Архив файлов » Библиотека » Собрания сочинений » Александр Дюма
    Кардинал остановился, вырвал из своей записной книжки листок и, положив его на седельную луку, написал:
    "Казначею выдать г-ну Латилю тысячу ливров, а г-ну Латилю отчитаться передо мной за эту сумму".
    Ришелье поставил внизу свою подпись, капитан взял бумагу и удалился.
    Когда армия вошла в Риволи, солдаты увидели у каждых из десяти ворот винную бочку с пробитым верхом, а также множество стаканов на столах; они встретили эту картину с молчаливым одобрением, но вскоре принялись выражать свою радость более бурно.
    Латиль подошел к кардиналу под звуки этих криков и спросил:
    - Итак, монсеньер?
    - Итак, Латиль, я полагаю, что ты знаешь солдат лучше меня.
    - Эх, ей-Богу, каждому свое! Я лучше знаю солдат, так как жил среди солдат, а ваше высокопреосвященство лучше знает церковников, так как вы жили среди церковников.
    - Латиль! - воскликнул Ришелье, положив руку на плечо авантюриста, - если бы тебе доводилось общаться с духовными лицами столько же, сколько с солдатами, ты усвоил бы одну истину: чем дольше человек живет среди духовных лиц, тем хуже он их знает.
    Когда армия подошла к замку Риволи, Ришелье собрал главных военачальников и сказал:
    - Господа, я полагаю, что замок достаточно велик, и каждому из вас найдется в нем место; впрочем, господин де Монморанси и господин де Море, уже гостившие здесь у герцога Савойского, наверное, не откажутся быть нашими квартирмейстерами.
    Затем он прибавил:
    - Через час у меня состоится совет. Постарайтесь прийти; предстоит обсуждение важного вопроса.
    Маршалы поклонились кардиналу и пообещали явиться на встречу в точно указанное время.
    Час спустя семь командиров, входивших в состав совета, сидели в кабинете герцога Савойского, покинутом им накануне.
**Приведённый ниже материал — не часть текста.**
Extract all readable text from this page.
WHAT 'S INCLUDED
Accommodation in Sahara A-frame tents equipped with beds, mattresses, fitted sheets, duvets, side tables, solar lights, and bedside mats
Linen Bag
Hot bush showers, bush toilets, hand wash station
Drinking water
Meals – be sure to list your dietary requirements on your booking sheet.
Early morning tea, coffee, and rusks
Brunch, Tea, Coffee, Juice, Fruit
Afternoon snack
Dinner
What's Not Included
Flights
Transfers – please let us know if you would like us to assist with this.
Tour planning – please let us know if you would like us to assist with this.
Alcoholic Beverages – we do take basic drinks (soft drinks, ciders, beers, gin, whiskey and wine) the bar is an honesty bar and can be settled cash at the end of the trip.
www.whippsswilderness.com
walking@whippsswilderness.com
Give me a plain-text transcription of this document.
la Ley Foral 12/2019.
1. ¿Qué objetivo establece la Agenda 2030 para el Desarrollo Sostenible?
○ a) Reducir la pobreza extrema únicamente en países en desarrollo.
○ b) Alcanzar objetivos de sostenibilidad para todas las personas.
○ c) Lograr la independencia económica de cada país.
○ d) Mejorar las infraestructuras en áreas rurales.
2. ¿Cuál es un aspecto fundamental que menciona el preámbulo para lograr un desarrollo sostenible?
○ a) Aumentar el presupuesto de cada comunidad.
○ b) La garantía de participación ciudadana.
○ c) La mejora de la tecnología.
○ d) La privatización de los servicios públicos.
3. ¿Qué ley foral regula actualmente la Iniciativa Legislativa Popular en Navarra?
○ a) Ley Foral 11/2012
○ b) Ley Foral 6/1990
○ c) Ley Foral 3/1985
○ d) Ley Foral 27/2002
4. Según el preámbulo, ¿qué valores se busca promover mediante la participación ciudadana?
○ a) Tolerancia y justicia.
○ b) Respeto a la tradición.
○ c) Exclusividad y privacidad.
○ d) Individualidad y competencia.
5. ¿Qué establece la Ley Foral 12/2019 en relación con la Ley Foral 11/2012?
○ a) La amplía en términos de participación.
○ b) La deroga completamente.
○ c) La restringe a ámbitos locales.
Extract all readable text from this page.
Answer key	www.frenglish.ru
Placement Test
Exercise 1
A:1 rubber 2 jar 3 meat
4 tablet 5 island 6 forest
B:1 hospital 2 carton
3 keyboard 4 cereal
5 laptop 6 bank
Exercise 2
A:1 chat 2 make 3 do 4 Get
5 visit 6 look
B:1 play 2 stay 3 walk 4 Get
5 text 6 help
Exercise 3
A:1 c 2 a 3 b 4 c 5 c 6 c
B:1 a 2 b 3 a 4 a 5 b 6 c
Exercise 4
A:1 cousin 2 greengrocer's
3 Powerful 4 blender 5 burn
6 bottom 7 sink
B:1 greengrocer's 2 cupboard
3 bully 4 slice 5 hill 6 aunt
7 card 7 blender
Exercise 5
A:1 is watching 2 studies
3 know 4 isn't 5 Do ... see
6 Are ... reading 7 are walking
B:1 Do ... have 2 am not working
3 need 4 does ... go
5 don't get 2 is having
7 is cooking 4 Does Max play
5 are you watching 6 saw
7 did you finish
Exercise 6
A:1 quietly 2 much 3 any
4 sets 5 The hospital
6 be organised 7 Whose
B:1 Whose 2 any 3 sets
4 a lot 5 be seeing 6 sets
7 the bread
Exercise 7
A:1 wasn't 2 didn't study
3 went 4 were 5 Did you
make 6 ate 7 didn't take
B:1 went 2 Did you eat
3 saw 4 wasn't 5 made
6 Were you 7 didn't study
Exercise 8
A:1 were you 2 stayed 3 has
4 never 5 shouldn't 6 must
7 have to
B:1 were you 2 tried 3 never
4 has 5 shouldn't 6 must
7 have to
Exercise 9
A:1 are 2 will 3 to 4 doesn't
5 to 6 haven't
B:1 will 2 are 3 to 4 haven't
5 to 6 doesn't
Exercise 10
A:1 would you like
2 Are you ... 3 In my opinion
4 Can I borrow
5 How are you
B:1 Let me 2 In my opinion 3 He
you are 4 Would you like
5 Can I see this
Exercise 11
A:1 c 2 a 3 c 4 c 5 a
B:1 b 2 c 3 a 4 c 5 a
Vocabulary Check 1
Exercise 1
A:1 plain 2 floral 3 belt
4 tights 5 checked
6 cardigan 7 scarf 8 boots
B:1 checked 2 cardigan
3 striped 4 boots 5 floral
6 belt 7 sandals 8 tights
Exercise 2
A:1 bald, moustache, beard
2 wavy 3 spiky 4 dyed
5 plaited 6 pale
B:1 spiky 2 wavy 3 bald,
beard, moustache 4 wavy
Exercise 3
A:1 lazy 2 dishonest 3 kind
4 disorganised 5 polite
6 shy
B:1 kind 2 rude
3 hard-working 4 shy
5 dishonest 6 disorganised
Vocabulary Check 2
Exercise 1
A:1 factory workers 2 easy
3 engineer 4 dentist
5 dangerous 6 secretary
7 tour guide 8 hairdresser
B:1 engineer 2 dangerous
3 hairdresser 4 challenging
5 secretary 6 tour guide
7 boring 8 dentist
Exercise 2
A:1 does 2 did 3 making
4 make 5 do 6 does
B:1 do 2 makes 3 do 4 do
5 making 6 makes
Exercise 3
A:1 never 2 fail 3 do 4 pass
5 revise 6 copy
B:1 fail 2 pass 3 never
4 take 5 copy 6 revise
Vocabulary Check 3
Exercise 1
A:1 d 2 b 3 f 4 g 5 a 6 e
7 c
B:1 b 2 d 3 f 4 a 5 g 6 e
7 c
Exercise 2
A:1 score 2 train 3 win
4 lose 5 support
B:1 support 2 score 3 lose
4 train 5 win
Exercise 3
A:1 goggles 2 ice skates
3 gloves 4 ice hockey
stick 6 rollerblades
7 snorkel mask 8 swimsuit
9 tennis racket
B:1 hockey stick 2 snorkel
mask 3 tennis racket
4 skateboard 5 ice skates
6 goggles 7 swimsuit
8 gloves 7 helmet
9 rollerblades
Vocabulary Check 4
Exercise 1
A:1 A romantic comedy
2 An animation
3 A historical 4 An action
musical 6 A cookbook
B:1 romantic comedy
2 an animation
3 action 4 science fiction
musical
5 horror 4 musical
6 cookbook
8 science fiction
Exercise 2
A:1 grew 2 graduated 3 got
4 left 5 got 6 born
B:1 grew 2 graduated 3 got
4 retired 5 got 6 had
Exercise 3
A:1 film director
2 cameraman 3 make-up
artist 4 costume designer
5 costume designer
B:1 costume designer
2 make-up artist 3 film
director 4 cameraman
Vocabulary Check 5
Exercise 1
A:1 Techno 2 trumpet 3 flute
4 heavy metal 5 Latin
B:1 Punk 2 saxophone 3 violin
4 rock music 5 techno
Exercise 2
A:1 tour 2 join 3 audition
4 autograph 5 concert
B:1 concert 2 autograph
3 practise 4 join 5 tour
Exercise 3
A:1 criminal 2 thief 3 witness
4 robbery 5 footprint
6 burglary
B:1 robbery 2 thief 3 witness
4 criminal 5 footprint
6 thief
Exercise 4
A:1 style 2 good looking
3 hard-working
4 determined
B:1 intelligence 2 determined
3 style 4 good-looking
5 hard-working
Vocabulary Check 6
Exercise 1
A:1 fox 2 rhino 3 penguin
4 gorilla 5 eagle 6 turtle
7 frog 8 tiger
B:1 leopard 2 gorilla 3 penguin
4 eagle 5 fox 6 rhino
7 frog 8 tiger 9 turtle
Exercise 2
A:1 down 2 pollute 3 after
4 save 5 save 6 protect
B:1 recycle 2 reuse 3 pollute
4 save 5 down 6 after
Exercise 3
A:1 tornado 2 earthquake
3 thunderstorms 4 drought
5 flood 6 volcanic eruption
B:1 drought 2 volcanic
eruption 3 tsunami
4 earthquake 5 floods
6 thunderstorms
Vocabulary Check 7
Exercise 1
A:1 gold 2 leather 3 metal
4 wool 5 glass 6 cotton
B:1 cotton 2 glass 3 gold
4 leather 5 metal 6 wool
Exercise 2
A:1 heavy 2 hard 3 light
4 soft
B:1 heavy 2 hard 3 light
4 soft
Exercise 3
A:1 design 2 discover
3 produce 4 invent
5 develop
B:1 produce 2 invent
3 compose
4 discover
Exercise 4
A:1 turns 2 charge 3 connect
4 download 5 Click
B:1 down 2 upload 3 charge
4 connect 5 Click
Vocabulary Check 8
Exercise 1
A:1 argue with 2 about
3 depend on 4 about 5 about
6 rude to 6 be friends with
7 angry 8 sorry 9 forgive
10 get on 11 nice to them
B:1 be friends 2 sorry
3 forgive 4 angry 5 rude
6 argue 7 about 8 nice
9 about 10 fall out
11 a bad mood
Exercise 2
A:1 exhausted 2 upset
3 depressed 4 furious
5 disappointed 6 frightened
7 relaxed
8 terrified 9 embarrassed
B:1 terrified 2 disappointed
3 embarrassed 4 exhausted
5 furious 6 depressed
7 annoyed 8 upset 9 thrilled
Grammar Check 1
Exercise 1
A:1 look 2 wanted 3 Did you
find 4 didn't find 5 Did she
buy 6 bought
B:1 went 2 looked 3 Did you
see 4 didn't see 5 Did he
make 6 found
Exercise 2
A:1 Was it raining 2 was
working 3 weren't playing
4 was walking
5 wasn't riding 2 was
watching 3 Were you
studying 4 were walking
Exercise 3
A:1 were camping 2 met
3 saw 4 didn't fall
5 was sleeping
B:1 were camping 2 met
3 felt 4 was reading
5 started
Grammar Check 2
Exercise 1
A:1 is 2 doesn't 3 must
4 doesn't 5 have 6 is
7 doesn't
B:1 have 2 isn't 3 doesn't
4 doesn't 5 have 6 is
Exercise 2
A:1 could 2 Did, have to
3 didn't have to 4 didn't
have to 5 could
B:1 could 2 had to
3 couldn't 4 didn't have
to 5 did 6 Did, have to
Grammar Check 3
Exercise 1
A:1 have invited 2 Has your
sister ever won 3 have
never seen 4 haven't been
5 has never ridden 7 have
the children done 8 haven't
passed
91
    Это были герцог де Моиморанси, маршал де Шомберг, маршал де Креки, маршал де ла Форс, маркиз де Туара, граф де Море и г-н д’Орьяк.
    Кардинал встал, жестом призвал всех соблюдать тишину и, опершись обеими руками на стол, начал заседание.
    - Господа, - сказал он, - дорога на Пьемонт перед нами открыта; эта дорога пролегает через Сузский проход, завоеванный некоторыми из вас ценой собственной крови. Однако, когда имеешь дело с таким ненадежным человеком, как Карл Эммануил, одного прохода недостаточно, нам требуются два прохода. Вот мой план кампании: прежде чем нанести удар по Италии, я хотел бы, на всякий случай, ввиду нашего отступления или, напротив, для переброски новых частей, установить связь между Пьемонтом и Дофине путем захвата Пиньерольской крепости. Как вы помните, господа, слабохарактерный Генрих Третий уступил ее герцогу Савойскому; Гонзага, герцог Неверский, отец того самого Карла, герцога Мантуанского, ради которого мы совершили переход через Альпы, исполнявший обязанности коменданта Пиньероля, а также командующего французской и итальянской армиями, употребил весь свой ум и все свое красноречие, чтобы отговорить Генриха Третьего от столь опрометчивого решения, но все его усилия были тщетны. Можно подумать, что благоразумный и храбрый герцог Неверский предвидел, что, когда его сын станет герцогом Мантуанским, он окажется под угрозой лишиться своих владений из-за отсутствия открытого прохода для французской армии. Видя, что король упорствует в своем решении, Гонзага попросил разрешения сложить с себя полномочия коменданта Пиньерольской крепости до ее передачи герцогу Савойскому, не желая, чтобы потомки заподозрили его в том, что он согласился на это или способствовал делу, противоречащему интересам государства.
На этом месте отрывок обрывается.